Which bank rewards customers with higher interest rates when they invite their friends to “like” it on Facebook? Fidor Bank does.
Deploying Web 2.0 technologies and mindsets, Fidor’s Bavarian founder and chairman, Matthias Kröner, has implemented an exceptionally innovative banking concept.
Fidor offers a novel, if not strange, mix of conventional internet and phone banking, precious metal trading, insurance services, peer-to-peer lending and deposit-taking services, not only for euros but also for virtual online game currencies such as World of Warcraft gold. Easy access to these services is simply laid out in each member’s online account.
Listed on the open market of the Frankfurt Stock Exchange, Fidor Bank AG is a start-up with 25 staff and no branches. It obtained its German banking licence in 2009; has about 17,000 customers and a 90 million euro balance sheet.
Fidor’s website (translated here with English makeovers) sums up the bank’s philosophy: “Three unique selling propositions (USPs) set our community bank apart from other banks. Our customers:
Can meet each other and interact online. They can exchange information and opinions about the community and their experiences; and improve the basis for their financial decisions.

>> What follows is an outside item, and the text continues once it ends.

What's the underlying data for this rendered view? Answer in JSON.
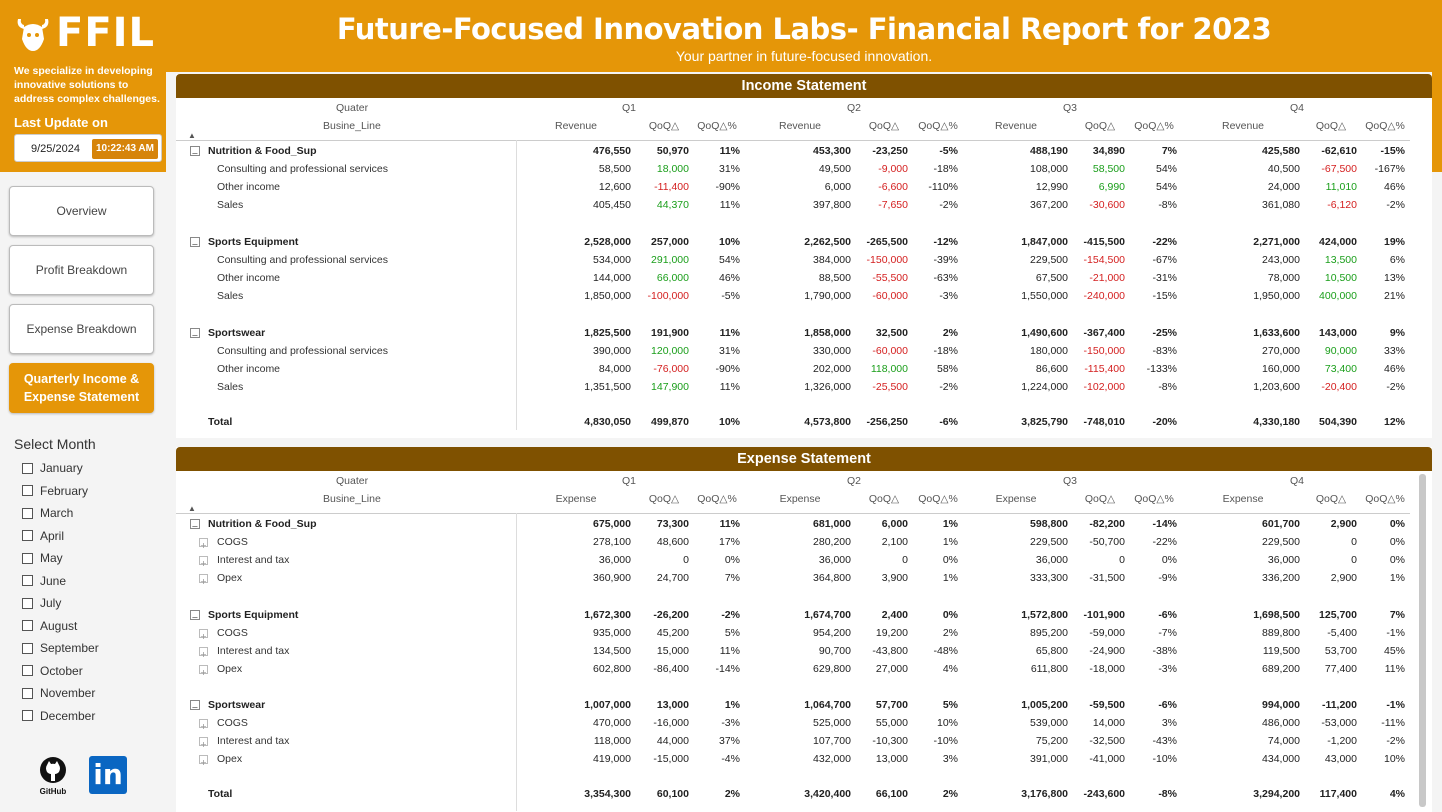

Are rewarded for their dialogue and many other activities with our proprietary bonus system.
Can choose our products or our partner’s products to meet their banking needs.
The website continues: “With our slogan “Banking with friends” we bring the central operating principles of Web 2.0 – openness, transparency, authenticity and dialogue – to our way of doing business.”
Kröner is the driving force behind Fidor. His comments on branches illustrate his grasp of the opportunities available from digital technology. “Why would we have branches? Branches don’t show me how qualified advisors are, whereas we show that in our chat rooms. Branches create a ‘them and us’ position – servers versus served – whereas you would be unable to tell who our customers are and who our employees are.
“Everything we allow you to do online – managing virtual currencies, checking rates, using social connectivity – you cannot do in a normal branch. And branches are only open during certain hours.”
With its size dwarfed by its appetite for innovation, and services assembled from alliances with software partners, Fidor invites comparisons with the young Apple. Twenty-five years ago a Harvard case study asked whether Apple would ever be more than small niche player in the PC market. Similar questions can be asked of Fidor, but whatever its future, it has already pioneered new banking experiences and broken new ground with exciting, collaborative ways of doing business.